Reputation: 8033
I have a dataframe as below
id val type
aa 0 C
aa 1 T
aa 2 T
aa 3 T
aa 0 M
aa 1 M
aa 2 C
aa 3 M
bbb 0 C
bbb 1 T
bbb 2 T
bbb 3 T
bbb 0 M
bbb 1 M
bbb 2 C
bbb 3 T
cccccc 0 C
cccccc 1 T
cccccc 2 T
cccccc 3 T
cccccc 0 M
cccccc 1 M
cccccc 0 C
cccccc 1 C
I want to do a groupby
"ID" and then sum
& count
the rows in column "val", however the rows that should be summed are only the rows that contain the "type" same as the last value of column "type" in each group.
For example the last row of group has "type" M, so only the rows with "type" M in the group be summed & counted. So, values 0,1 & 3 needs to be summed & the count is 3.
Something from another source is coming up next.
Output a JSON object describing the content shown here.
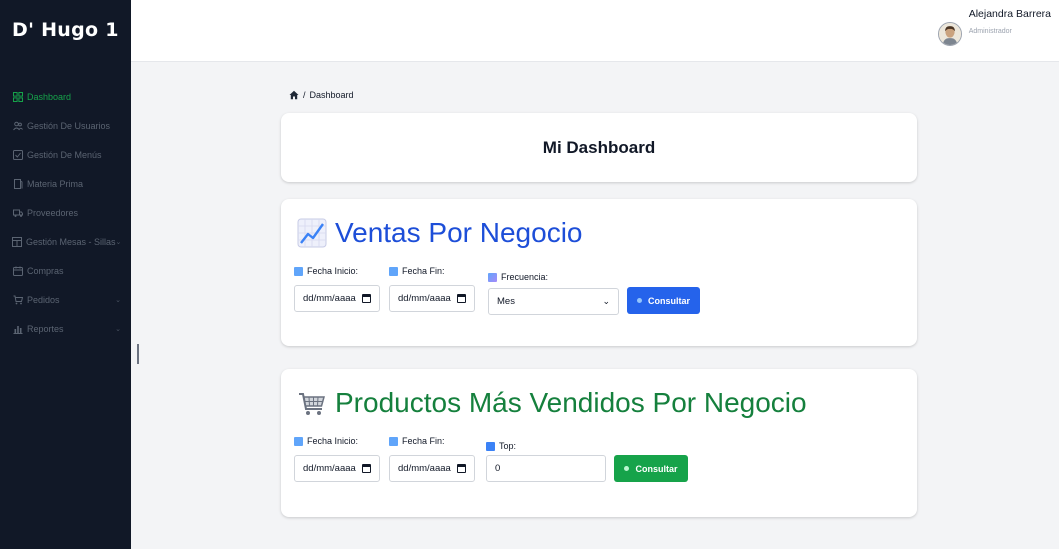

The expected output for the df above is as below. Column "type" in the output is not mandatory, it can be left out if it takes more time to get that. I am showing it here just o give clarity on what i want to achieve.
id val count type
aa 4 3 M
bbb 9 4 T
cccccc 1 3 C
Upvotes: 1
Views: 53
Reputation: 1234
# find the last type by group
last_type = df[["id", "type"]].groupby("id").tail(1)
df['count'] = 1
# inner merge with the last type (i.e. keep only the last type by group)
df.merge(last_type, on=["id", "type"], how="inner").groupby(["id", "type"]).agg({'val':'sum', 'count': 'sum'}).reset_index()
Output
id type val count
0 aa M 4 3
1 bbb T 9 4
2 cccccc C 1 3
Upvotes: 1
Reputation: 862791
Use GroupBy.transform
with last
for filtering and then aggregate by named aggregations, working for pandas 0.25+:
df = (df[df['type'].eq(df.groupby('id')['type'].transform('last'))]
.groupby('id').agg(val=('val', 'sum'),
count=('val', 'size'),
type=('type','last')))
print (df)
val count type
id
aa 4 3 M
bbb 9 4 T
cccccc 1 3 C
Another solution with Series.map
by Series created by DataFrame.drop_duplicates
and DataFrame.set_index
:
s = df.drop_duplicates('id', keep='last').set_index('id')['type']
df = (df[df['type'].eq(df['id'].map(s))]
.groupby('id').agg(val=('val', 'sum'),
count=('val', 'size'),
type=('type','last')))
print (df)
val count type
id
aa 4 3 M
bbb 9 4 T
cccccc 1 3 C
Upvotes: 2